Thomas Robert Malthus proporcionó a Darwin la inspiración clave para el principio de la selección natural. Estaba preocupado por la falta de progreso social, en clara oposición a visiones optimistas de otros pensadores de finales del siglo XVIII, como Rousseau. Vertió sus ideas en An Essay on the Principle of Population, en el que exponía las razones de su pesimismo. Observaba que en todas las poblaciones hay una tendencia innata a aumentar la población, lo que ocasionaba numerosas penurias y conflictos en las clases más bajas de la sociedad y les impedía mejorar. Estos efectos perniciosos se extendían a todas las capas sociales a través del siguiente mecanismo. Partimos de la premisa de que los medios de subsistencia, alimentos, cobijo, sanidad, etc., deben ser suficientes para los habitantes de un país. La tendencia al crecimiento del número de habitantes hace que éste aumente más rápidamente que los medios de subsistencia. El alimento que era suficiente para diez millones de personas, por ejemplo, debe abastecer ahora a doce millones. Las consecuencias de la escasez subsiguiente serán más acentuadas en las clases inferiores, en las que las enfermedades y carencias provocarán situaciones de descontento y tensión social. El razonamiento de Malthus se extiende, en este punto, a las consecuencias económicas y sociales, como la escasez de mano de obra y la consiguiente subida de los precios, lo que aumenta la tensión social. Las epidemias, guerras u otras catástrofes aparecen como los únicos procedimientos capaces de poner fin a esta espiral de degradación, pues inciden en el punto clave: limitan el crecimiento de la población. Por ello, Malthus propuso la adopción de medidas de control de la natalidad, como retrasar la edad de matrimonio y practicar la abstinencia sexual, como medios para lograr esos mismos objetivos sin sus indeseables consecuencias.

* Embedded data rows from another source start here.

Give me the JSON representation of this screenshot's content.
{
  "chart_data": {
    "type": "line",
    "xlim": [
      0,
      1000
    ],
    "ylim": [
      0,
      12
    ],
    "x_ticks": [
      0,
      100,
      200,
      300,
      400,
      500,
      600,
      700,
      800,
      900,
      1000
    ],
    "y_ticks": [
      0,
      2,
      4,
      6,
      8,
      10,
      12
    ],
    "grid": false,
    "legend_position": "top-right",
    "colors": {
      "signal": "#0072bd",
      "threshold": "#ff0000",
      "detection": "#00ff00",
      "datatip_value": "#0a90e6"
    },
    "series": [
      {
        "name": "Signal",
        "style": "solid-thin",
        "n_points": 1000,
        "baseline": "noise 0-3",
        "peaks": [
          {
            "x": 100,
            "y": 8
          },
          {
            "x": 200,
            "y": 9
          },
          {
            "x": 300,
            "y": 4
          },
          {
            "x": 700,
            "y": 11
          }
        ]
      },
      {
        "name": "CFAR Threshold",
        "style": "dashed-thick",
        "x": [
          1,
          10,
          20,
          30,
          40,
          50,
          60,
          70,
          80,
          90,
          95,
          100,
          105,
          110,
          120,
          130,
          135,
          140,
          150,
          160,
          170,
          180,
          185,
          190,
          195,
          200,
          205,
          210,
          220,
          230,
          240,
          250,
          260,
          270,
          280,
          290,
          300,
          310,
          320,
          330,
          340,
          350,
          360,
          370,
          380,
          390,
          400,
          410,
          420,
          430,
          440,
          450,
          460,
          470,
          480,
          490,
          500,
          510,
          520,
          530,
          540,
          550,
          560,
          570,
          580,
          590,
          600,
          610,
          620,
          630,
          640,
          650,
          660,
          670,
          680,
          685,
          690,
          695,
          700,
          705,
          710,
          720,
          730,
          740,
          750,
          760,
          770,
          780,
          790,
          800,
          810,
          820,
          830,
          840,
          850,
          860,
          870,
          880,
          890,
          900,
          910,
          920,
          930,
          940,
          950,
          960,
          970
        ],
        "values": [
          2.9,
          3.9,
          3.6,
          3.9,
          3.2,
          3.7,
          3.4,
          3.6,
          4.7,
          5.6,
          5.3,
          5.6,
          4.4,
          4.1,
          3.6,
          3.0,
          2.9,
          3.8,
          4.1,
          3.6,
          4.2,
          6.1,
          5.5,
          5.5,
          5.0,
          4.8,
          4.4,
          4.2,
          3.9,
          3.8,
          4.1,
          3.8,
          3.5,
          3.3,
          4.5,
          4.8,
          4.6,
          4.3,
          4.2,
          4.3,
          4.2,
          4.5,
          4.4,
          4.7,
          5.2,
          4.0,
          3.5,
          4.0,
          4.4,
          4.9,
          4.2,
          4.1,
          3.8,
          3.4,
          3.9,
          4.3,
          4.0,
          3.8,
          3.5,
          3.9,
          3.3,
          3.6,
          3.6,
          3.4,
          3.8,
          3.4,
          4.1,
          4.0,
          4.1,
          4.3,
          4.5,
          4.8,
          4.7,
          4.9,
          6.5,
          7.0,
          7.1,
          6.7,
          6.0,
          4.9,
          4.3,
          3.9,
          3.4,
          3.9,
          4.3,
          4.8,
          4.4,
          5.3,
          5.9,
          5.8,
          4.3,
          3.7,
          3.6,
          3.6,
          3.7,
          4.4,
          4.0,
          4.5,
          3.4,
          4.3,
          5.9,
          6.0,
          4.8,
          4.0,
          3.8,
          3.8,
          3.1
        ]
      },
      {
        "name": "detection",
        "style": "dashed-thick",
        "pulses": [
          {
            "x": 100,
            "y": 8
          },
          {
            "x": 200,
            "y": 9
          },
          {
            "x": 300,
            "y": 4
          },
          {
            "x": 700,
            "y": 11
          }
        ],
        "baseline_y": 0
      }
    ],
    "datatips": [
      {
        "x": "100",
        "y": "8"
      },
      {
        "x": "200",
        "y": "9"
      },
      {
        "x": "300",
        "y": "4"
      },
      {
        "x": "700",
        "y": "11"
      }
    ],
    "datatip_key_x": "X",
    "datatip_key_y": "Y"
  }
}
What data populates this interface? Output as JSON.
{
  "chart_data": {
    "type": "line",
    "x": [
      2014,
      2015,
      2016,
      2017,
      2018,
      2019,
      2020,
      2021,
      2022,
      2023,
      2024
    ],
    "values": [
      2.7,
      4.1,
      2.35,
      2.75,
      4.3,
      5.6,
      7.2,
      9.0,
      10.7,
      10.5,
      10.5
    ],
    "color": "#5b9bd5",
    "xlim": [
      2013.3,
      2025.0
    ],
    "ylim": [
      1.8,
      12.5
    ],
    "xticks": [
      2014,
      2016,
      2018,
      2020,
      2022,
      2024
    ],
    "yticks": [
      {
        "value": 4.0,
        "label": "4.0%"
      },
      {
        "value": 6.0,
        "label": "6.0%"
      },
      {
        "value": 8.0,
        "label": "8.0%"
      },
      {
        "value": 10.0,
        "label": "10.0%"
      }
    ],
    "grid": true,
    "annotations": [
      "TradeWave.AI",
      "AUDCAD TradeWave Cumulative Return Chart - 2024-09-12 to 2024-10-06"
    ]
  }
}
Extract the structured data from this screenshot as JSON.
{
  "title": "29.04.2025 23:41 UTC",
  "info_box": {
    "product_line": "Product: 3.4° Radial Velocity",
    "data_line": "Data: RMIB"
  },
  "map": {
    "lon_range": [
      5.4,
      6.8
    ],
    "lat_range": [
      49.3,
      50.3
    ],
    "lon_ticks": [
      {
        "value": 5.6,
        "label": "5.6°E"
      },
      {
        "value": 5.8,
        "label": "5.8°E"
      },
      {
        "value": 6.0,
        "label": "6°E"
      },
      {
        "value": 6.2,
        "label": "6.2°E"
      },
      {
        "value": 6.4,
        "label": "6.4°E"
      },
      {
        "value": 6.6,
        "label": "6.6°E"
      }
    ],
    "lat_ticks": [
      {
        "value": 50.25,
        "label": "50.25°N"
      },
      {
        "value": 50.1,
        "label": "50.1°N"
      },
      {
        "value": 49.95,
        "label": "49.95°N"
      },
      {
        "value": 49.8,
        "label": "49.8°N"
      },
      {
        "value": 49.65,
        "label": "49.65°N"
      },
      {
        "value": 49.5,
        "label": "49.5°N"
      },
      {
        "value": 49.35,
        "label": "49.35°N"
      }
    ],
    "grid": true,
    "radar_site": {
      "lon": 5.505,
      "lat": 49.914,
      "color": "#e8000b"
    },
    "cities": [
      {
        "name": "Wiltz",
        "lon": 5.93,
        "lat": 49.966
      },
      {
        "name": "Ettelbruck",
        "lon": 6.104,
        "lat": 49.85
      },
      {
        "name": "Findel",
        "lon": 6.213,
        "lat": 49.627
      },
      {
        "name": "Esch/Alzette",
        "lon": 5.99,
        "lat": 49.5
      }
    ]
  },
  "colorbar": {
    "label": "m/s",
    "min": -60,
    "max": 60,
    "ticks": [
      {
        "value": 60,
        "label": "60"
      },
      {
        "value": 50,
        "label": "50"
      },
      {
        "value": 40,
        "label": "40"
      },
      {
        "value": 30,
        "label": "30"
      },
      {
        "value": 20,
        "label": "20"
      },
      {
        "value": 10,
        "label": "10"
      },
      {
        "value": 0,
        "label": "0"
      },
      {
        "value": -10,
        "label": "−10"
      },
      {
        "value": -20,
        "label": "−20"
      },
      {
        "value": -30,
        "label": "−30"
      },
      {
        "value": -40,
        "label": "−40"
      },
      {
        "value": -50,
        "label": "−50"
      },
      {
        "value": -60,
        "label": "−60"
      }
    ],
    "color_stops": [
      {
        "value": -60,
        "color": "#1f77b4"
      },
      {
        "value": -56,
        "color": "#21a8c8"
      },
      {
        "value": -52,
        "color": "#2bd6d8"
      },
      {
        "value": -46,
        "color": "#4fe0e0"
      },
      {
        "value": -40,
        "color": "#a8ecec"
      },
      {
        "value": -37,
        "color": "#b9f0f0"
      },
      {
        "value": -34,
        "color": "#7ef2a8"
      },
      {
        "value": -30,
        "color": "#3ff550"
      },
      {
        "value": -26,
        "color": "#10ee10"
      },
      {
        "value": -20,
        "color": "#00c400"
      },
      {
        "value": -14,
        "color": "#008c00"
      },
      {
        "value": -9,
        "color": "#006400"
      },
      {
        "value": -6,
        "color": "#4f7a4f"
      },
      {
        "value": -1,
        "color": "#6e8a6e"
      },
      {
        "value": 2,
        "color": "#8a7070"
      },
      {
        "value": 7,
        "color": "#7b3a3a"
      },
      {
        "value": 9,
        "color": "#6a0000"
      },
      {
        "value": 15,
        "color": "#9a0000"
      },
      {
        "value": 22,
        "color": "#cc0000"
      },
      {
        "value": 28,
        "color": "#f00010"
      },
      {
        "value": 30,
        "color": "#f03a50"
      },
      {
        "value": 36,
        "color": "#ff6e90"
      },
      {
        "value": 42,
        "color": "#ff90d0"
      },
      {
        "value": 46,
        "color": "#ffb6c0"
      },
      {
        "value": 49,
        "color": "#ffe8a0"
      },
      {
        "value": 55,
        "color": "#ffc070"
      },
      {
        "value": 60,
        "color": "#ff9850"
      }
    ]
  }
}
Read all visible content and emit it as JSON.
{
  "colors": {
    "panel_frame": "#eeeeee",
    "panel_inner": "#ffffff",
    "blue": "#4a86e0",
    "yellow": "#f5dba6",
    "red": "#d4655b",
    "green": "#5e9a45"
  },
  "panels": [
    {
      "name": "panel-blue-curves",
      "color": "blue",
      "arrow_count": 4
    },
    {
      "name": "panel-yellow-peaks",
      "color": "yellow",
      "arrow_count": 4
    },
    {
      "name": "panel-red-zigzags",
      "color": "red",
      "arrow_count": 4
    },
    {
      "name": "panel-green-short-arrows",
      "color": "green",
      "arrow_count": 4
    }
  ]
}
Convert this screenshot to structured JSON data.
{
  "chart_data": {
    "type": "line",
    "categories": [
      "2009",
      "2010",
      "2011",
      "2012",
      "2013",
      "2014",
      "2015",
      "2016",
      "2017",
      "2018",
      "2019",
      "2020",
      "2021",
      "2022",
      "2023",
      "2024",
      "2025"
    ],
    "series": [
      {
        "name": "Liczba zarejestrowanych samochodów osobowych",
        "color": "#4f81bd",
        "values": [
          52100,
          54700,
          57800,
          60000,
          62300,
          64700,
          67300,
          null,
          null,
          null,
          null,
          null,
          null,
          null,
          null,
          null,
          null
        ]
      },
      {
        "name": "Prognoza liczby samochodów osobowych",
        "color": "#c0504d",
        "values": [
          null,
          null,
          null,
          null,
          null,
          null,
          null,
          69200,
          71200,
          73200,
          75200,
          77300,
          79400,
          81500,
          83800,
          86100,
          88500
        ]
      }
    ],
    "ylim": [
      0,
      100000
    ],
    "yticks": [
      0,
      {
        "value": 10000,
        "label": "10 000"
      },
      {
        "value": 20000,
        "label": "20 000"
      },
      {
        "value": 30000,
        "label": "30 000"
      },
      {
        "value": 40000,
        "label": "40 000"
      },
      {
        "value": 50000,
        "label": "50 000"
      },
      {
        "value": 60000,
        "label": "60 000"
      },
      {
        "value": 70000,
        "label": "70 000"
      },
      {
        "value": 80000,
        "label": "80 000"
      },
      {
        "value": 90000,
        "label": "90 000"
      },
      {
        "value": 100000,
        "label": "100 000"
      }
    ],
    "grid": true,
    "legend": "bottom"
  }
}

La situación fue descrita en términos matemáticos por Malthus al proponer que una población que no está controlada crece según una progresión geométrica, mientras que los recursos y suministros necesarios para su supervivencia lo hacen según una progresión aritmética. El parámetro maltusiano corresponde al factor que determina el crecimiento exponencial de una población sobre la que no actúan mecanismos de control. Bastarían unos pocos días de crecimiento incontrolado de una bacteria, como el patógeno Staphylococcus aureus, que provoca infecciones en heridas, para que la Tierra fuese cubierta por una capa de varios metros de espesor de este microorganismo. En menos de dos mil años, una pareja de elefantes produciría suficientes descendientes para cubrir la tierra con una capa de un kilómetro de espesor de elefantes empaquetados lomo con lomo, trompa con cola. Al igual que para las poblaciones humanas estudiadas por Malthus, Darwin comprendió que las poblaciones de todos los organismos deben tener mecanismos que controlen su crecimiento y que este control se debe ejercer o bien limitando la reproducción o bien reduciendo la supervivencia.